Another event of this week was to see the most up-to-the-minute style in a hat shop window on the edge of Urquinoana. It was a sun-visor with an attached mask and clear plastic face shield. Absolutely au courant and chic.

But the big event, of course, was that Mendi’s the café down stairs opened. You can only sit on the terrace under the trees and there are not a lot of tables but what joy to have a café con leche with a friend while the cat ladies are cleaning out the cat park. It gives me needed distance from demolition noise.
I think they must be hollowing out the old convent to the walls and totally reconstructing it within that shell. Facades are protected in Barcelona; you are not allowed to alter them so often everything but the façade is destroyed before new construction begins.
They are still sending rubble roaring down a chute many times a day; along with drilling there are various tonal levels of pounding going on. This all appears to be happening in the tall, front building.

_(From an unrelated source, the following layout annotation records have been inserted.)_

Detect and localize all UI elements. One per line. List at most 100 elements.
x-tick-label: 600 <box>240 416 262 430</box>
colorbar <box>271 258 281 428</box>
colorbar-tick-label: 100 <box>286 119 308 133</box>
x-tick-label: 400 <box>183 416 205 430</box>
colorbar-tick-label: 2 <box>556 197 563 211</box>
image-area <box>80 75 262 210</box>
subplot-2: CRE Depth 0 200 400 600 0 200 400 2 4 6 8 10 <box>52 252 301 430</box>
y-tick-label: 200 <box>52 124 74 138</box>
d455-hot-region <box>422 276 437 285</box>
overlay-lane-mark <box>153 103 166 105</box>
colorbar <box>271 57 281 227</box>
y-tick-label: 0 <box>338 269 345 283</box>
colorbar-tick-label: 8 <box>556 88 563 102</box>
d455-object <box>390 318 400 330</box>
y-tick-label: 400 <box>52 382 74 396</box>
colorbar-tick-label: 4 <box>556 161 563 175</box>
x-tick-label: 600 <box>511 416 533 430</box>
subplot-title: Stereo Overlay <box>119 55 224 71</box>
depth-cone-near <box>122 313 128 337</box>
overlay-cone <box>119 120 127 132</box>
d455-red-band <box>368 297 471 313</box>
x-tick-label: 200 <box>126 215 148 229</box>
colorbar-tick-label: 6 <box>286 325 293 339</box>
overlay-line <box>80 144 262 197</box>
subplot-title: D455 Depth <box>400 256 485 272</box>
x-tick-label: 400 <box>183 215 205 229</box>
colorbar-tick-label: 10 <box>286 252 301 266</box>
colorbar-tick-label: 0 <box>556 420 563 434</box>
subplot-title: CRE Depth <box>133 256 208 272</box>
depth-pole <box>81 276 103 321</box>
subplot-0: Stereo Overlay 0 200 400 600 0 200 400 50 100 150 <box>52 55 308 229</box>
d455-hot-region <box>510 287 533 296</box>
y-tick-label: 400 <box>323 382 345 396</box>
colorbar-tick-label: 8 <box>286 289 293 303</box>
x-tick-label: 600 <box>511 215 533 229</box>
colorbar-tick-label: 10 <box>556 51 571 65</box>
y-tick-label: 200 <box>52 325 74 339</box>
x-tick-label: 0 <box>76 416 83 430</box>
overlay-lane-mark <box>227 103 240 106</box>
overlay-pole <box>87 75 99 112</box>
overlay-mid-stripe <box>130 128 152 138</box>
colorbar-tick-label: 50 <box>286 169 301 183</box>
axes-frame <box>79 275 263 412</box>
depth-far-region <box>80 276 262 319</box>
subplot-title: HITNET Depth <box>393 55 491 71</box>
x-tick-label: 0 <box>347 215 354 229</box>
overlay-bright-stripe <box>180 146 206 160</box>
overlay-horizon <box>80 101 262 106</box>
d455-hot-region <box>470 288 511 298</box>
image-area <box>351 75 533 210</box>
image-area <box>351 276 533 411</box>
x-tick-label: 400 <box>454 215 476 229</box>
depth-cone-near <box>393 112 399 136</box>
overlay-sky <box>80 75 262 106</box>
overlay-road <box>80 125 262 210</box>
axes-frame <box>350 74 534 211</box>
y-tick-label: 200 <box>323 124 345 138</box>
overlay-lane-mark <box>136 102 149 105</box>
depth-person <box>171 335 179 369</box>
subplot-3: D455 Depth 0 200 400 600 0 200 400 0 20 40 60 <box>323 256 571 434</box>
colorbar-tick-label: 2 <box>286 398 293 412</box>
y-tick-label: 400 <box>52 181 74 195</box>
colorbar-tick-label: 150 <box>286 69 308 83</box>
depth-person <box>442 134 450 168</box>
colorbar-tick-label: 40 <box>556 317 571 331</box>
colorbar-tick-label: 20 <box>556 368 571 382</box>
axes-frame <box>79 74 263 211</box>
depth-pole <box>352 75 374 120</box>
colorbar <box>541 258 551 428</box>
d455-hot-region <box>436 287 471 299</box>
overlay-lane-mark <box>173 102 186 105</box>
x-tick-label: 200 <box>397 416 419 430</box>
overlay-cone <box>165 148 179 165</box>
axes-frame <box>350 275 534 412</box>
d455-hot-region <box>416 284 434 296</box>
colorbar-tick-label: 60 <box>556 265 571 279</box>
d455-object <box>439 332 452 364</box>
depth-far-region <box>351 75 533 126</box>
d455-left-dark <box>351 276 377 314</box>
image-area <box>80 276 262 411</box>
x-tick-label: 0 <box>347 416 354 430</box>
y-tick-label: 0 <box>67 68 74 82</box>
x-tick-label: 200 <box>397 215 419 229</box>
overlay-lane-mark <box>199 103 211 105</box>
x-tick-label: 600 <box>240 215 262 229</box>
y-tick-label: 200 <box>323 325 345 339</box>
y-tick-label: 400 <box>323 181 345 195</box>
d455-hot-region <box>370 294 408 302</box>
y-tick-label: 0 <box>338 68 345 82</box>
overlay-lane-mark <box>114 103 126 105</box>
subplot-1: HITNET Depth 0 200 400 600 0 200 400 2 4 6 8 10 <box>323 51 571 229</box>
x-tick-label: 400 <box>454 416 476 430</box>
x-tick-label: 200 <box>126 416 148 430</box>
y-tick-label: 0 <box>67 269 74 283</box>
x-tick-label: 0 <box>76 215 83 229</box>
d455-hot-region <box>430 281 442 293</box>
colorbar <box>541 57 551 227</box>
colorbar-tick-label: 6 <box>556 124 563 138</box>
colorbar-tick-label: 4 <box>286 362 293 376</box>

The little building in the back, which is only two stories high with a curved outside stair up to the second floor where narrow balcons open before tall, arched windows, seems to be, so far, intact. Between these two buildings is a court, which I cannot see into well but what I can glimpse suggests lots of rubble. On my side of that court is a roof, which serves as a bridge between the two-story and the tall.
Two spirited young men leapt happily yelling at each other crossed this bridge that connects the two-story and the tall, went to the rear of the two-story roof where there is a bit of projecting wall, went round the wall and disappeared. I realized for the first time that there must be a stair there. What they ran through used to be the nun’s garden. I had thought the nuns only had access to the roof from that bridge of roof. Interesting what you discover about a building you have never entered during its reconstruction.

By the way, Shimi and I slept on the floor on the futon for, I think, about two months. I remember it took me a week to shelve the books. Shimi spent her days, not unhappily, curled up in one or another of the boxes in what was to become the living room, coming to bed with me at night. After the books I shelved, so to speak, my clothes, in the walk-in closet with the help of a friend from Rome. Then the master bathroom was finished. Then the kitchen. One day Shimi heard the men, cats are acute about sound, moving the bed out of the living room. A furred flash she positioned herself in the hall to see where they were taking HER bed. That was the first time I realized it was HER bed. She watched the operation and surely less than a second after they hefted the mattress onto the bed, it’s a four legged teak, Thai bed with clawed feet, she was on it, washing up with an air of delicious smugness before taking a nap on HER bed.

As anyone who has owned a cat knows, the saying “Dogs have owners but cats have staff,” is one of the unalterable truths. I was most complimented by her belief through cars, trains and planes that finally her staff could be trusted to arrange events so all would be well for her on HER bed.